When applying our method to the DO, our false positive predictions often include phenotypes or, in some cases, pathogens. It is well-established that it is challenging to distinguish between diseases and phenotypes in literature [5759], as evidenced by the large overlap between disease ontologies and phenotype ontologies [19]. Similarly, diseases and pathogens can often have very similar names [60, 61], thereby making it challenging to distinguish between them. While a disease is defined as the structural or functional disorder that usually results in symptoms, signs and physical or chemical changes, phenotype refers to observable characteristics of an organism and may be a part of a disease manifestation. Phenotype terms cover disease symptoms, signs and the investigational results that might be related to that disease. Some phenotypic terms are more diverse; for example, congenital hemolytic anemia is a form of hemolytic anemia with congenital onset. The term is included in both the Human Phenotype Ontology (HP) (HP:0004804) and disease ontology (DOID:589). From a clinical point of view, it could be a type of disease under the umbrella of hemolytic disorders with a congenital onset; however, congenital hemolytic anemia may also be a phenotype for certain diseases. For this reason, deciding on some terms to be identified either as phenotypes or diseases can be complex, challenging, and context-dependent.

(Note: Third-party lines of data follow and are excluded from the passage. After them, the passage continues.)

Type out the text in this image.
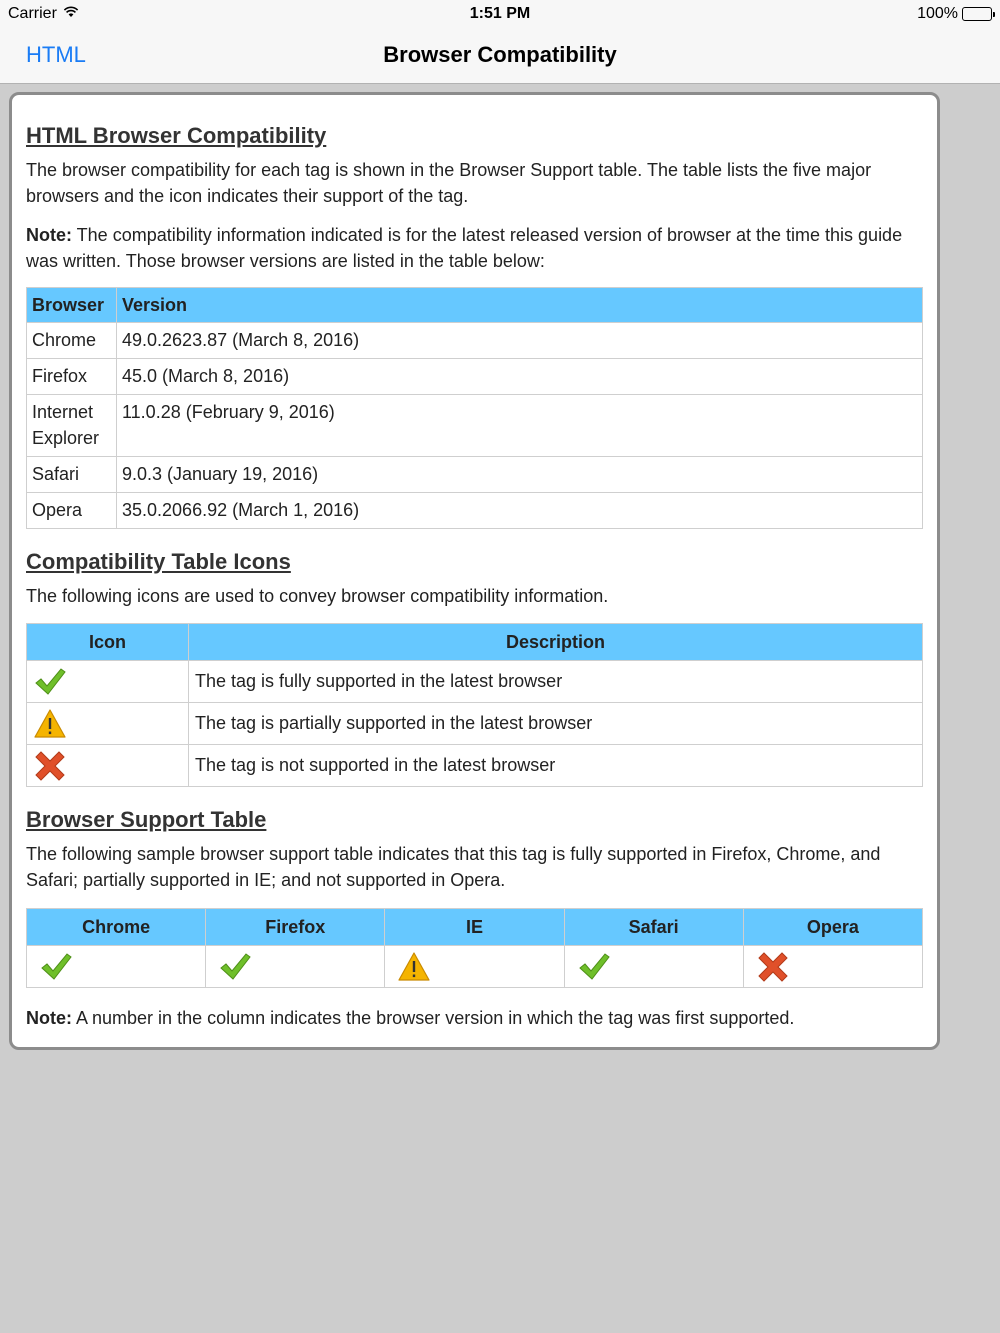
Carrier	1:51 PM	100%
HTML	Browser Compatibility
HTML Browser Compatibility

The browser compatibility for each tag is shown in the Browser Support table. The table lists the five major browsers and the icon indicates their support of the tag.

Note: The compatibility information indicated is for the latest released version of browser at the time this guide was written. Those browser versions are listed in the table below:

Browser	Version
Chrome	49.0.2623.87 (March 8, 2016)
Firefox	45.0 (March 8, 2016)
Internet Explorer	11.0.28 (February 9, 2016)
Safari	9.0.3 (January 19, 2016)
Opera	35.0.2066.92 (March 1, 2016)
Compatibility Table Icons

The following icons are used to convey browser compatibility information.

Icon	Description

	The tag is fully supported in the latest browser

	The tag is partially supported in the latest browser

	The tag is not supported in the latest browser
Browser Support Table

The following sample browser support table indicates that this tag is fully supported in Firefox, Chrome, and Safari; partially supported in IE; and not supported in Opera.

Chrome	Firefox	IE	Safari	Opera

Note: A number in the column indicates the browser version in which the tag was first supported.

Another limitation of our method is the use of the Whatizit tool [20] to detect and normalize mentions of ontology classes in text. In our first use-case – the extension of ontologies with new labels and synonyms – we classify terms that occur in text without relying on any prior text processing which has some drawbacks such as considering a word as disease name within a general context. We use Whatizit for our second use-case – the detection of subclass axioms – while the performance of Whatizit is less than domain- and task-specific named entity recognition and normalization tools [62], Whatizit’s key advantage is that it is a lexical, rule-based method that does not require any training and is able to recognize multi-word terms. Whatizit can therefore be applied to a wide range of ontologies without the need to generate a training dataset. To evaluate the performance of Whatizit, we tested it on the NCBI disease corpus [16] using their test set containing 100 abstracts. In our evaluation, Whatizit has a precision of 75% and recall of 15% and an F-score of 26% with an accuracy of 90% (see Additional file 2). One of the reasons for the low recall is the number of diseases which are included in the Medical Subject Headings (MeSH) [63] or the Online Mendelian Inheritance in Man (OMIM) [64] vocabulary but not in DO. Furthermore, Whatizit ignores many disease abbreviations since they are not included in DO (and therefore in the vocabulary used by Whatizit).

Conclusions

We presented a general method for semi-automatically extending ontologies with new labels, synonyms, classes, or some general subclass axioms. Our approach is based on machine learning algorithms utilizing vector representation of the ontology classes generated from full text articles. We demonstrated the utility of our approach on the Human Disease Ontology (DO), specifically by finding new candidate classes, labels, and synonyms to add to DO such as Aphthosis, and by identifying new axioms that relate disease classes to their infectious agent or anatomical systems. Our method can help to improve the quality and coverage of ontologies in the ontology development process by automatically suggesting terms to include (either as labels of new classes or synonyms of existing classes) and suggesting missing subclass axioms. In the future, we plan to expand our study to other ontologies and to defined classes to further analyze its robustness.